𝐹=𝑌∩𝐻 for some closed subset H of X.

Expert's answer

Let us suppose that $F\subseteq Y$ is such that there exists a closed set $H\subseteq X$ such that $F=H\cap Y$ . Suppose that $(x_n)_{n\in \mathbb{N}}$ is a sequence of elements of $F$ that admits a limit $x$ in $Y$ (i.e. $x_n\to x$ and $x\in Y$ ). As $F\subseteq H$ and $H$ is closed, we have $x\in H$ (as we can view the sequence $x_n$ as a sequence in $X$ ).

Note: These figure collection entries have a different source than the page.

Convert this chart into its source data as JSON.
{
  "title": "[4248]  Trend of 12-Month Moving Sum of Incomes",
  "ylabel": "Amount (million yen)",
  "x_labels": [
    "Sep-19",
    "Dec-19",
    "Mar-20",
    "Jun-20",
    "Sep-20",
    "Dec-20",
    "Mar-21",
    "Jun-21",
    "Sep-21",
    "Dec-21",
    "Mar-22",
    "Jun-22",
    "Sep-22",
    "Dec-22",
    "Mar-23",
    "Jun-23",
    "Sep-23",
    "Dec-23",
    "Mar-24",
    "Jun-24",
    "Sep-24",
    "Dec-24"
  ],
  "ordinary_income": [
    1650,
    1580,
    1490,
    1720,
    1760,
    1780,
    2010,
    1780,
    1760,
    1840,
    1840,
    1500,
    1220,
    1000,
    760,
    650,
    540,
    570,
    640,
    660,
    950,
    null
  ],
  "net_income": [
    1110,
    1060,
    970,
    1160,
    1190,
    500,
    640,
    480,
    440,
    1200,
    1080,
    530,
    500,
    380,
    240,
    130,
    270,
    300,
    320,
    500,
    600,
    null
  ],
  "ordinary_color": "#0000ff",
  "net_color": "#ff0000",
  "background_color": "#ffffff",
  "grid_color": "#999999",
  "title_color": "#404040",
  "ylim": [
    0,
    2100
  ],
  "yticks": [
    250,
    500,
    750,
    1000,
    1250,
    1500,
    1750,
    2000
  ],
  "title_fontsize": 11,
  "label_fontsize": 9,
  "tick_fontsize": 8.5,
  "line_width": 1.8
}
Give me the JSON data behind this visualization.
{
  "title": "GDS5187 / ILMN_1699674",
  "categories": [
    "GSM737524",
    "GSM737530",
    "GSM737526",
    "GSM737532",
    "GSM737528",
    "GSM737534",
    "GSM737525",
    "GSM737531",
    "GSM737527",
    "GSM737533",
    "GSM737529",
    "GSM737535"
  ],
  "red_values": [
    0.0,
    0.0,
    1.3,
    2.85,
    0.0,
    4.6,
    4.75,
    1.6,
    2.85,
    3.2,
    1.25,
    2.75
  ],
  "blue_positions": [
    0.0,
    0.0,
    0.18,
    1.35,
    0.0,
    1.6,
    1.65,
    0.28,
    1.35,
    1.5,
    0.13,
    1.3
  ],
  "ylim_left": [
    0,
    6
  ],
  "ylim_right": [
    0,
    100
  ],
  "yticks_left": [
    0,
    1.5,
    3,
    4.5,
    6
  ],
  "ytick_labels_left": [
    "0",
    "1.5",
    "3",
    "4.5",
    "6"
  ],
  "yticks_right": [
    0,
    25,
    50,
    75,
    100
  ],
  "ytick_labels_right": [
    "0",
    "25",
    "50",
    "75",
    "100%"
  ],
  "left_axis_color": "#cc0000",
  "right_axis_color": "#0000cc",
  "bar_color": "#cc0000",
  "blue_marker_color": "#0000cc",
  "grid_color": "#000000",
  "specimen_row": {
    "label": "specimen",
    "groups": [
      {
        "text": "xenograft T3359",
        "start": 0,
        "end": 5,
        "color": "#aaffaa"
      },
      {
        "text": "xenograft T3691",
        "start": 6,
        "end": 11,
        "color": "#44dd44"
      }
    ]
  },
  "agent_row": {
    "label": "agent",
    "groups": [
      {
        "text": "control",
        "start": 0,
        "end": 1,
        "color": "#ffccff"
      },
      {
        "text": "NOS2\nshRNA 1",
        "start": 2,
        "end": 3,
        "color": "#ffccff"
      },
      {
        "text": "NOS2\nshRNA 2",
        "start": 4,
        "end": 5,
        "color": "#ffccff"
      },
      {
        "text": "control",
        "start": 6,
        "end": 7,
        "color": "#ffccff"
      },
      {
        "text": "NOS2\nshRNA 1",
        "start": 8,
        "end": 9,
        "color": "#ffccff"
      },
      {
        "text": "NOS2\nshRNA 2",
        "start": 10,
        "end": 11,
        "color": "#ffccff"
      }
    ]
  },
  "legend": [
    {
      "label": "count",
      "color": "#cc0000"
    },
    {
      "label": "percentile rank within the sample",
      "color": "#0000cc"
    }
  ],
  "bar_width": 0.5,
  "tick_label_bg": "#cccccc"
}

As $x\in H, x\in Y$ , we have $x\in H\cap Y = F$ . Therefore, $F$ is closed in $Y$ .
Now let us suppose that $F\subseteq Y$ is closed in $Y$ . We take $H:= \bar{F}$ and we will prove that indeed $F=Y\cap H$ . As $F\subseteq Y$ and $F\subseteq \bar{F}$ we have $F\subseteq Y\cap H$ . Now let $x\in Y\cap H$ . As $x\in \bar{F}$ , there exists a sequence $(x_n)_{n\in \mathbb{N}}$ of elements of $F$ such that $x_n\to x$ in $X$ . As $x\in Y$ , we also have that $x_n\to x$ in $Y$ . Finally, as $F$ is closed in $Y$ , we have $x\in F$ (as it is a limit in $Y$ of elements of $F$ ). Therefore, $Y\cap H \subseteq F$ and by the double inclusion we conclude that $F=Y\cap H$ for a closed subset $H$ of $X$ .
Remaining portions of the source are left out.